Returning the first two odd numbers in an array

Question

I have to run a code that picks out the odd numbers in an array, and returns the first two odd numbers in that array. I've figured out how to return all of the odd numbers from the array, just not the first two.

code so far:

function oddCouple(_numberList) {
  let numberList = [5, 2, 3, 1];
  let oddNumbers = numberList.filter((number) => number % 2 !== 0);

  console.log(oddNumbers);
}
oddCouple();

Any help would be appreciated!

Answer 1

You can use for..of loop, and break when the array contains 2 items like so:

function oddCouple(_numberList) {
  let numberList = [5, 2, 3, 1];
  let arr = [];
  for(let number of numberList) {
    (number % 2) !== 0 && arr.push(number);
    if(arr.length === 2) break;
  }

  console.log(arr);
}
oddCouple();

Answer 2

The built in method would be Array.slice. This code would be suitable for a small arrays.

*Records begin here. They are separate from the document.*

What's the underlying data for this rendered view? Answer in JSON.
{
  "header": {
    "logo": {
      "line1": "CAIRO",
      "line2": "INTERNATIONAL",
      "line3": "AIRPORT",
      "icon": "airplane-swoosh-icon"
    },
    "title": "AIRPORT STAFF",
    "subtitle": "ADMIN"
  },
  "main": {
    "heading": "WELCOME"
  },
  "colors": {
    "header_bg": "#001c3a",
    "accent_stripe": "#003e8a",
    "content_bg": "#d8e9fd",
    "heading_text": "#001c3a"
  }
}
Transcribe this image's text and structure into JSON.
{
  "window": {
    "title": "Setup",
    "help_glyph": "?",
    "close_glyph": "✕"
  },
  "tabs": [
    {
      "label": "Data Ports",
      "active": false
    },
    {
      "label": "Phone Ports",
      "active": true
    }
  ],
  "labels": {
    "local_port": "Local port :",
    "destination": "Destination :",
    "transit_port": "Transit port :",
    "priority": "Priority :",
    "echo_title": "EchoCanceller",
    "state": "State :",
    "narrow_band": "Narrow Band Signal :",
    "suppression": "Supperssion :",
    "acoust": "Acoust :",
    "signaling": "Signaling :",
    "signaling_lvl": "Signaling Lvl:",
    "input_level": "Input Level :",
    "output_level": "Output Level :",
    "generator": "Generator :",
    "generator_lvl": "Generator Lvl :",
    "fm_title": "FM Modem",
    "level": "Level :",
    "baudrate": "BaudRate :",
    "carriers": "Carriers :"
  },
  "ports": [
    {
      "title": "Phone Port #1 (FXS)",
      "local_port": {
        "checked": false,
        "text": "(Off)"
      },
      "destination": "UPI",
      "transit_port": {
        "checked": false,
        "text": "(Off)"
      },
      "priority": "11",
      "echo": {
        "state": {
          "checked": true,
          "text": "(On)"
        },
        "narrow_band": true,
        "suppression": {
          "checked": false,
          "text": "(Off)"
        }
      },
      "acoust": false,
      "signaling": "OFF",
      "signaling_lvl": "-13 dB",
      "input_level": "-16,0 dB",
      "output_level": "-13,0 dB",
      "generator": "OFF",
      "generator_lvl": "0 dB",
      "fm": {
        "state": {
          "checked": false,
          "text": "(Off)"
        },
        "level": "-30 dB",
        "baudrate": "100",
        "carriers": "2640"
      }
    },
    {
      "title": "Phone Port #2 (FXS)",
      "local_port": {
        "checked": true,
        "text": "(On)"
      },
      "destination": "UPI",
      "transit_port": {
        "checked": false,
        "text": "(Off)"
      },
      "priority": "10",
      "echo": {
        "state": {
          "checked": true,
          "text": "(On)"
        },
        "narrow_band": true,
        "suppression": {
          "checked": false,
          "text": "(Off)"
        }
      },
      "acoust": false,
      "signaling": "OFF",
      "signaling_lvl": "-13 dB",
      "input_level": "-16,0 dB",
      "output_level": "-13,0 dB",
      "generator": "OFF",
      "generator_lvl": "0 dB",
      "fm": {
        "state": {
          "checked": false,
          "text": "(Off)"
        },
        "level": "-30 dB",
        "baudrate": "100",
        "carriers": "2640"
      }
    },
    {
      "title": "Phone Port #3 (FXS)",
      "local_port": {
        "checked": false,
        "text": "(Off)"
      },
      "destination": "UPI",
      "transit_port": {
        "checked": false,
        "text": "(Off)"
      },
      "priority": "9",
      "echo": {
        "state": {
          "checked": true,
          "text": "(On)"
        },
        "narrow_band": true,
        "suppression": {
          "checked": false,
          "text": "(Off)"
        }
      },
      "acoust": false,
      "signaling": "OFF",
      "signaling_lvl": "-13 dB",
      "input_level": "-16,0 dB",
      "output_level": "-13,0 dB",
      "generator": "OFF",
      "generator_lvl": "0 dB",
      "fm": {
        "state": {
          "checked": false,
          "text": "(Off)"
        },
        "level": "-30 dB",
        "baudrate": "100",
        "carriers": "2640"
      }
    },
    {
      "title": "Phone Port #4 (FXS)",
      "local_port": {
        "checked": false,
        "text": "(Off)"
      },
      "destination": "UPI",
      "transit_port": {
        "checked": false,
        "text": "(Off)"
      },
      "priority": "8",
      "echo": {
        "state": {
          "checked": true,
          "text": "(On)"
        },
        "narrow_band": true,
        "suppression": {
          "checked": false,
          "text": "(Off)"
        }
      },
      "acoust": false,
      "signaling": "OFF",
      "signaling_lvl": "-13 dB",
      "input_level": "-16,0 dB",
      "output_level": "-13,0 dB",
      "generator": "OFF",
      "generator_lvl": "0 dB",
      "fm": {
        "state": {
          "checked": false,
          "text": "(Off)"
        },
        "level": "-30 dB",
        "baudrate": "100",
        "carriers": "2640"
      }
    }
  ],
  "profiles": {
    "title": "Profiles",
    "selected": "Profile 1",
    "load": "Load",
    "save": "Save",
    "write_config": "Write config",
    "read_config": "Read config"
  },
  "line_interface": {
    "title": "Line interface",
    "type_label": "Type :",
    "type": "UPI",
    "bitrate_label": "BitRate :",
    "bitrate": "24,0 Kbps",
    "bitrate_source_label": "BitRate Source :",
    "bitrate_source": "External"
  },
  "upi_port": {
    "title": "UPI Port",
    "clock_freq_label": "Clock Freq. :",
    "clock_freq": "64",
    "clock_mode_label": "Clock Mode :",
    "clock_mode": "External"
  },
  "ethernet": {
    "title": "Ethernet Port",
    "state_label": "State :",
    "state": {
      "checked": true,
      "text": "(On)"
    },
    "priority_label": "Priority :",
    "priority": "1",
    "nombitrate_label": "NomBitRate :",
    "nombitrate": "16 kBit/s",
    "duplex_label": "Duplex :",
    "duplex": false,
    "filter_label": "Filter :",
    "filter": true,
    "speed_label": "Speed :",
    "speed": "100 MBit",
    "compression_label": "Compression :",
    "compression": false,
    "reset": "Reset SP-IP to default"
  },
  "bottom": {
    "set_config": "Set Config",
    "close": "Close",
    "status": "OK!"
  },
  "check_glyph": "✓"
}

For larger arrays it would be more efficient to manually loop through the source array so you are only evaluating the modulus operation for the first N odd numbers.

Additionally, division is expensive. You can check if a number is odd using the binary & operator; e.g.: (number & 1) == 1

function oddCouple(_numberList) {
  let numberList = [5, 2, 3, 1];
  let oddNumbers = numberList.filter((number) => (number & 1) == 1).slice(0,2);

  console.log(oddNumbers);
}
oddCouple();

Answer 3

function oddCouple(_numberList) {
  let numberList = [5, 2, 3, 1];
  let oddNumbers = numberList.filter((number) => number % 2 !== 0).slice(0,2);

  console.log(oddNumbers);
}

Answer 4

Array.slice returns the selected number of items from the array starting from a specified index.

function oddCouple(_numberList) {
  let oddNumbers = _numberList.filter((number) => number % 2 !== 0).slice(0, 2);

  console.log(oddNumbers);
}
oddCouple([1, 2, 3, 4, 5, 6, 7, 8, 9]);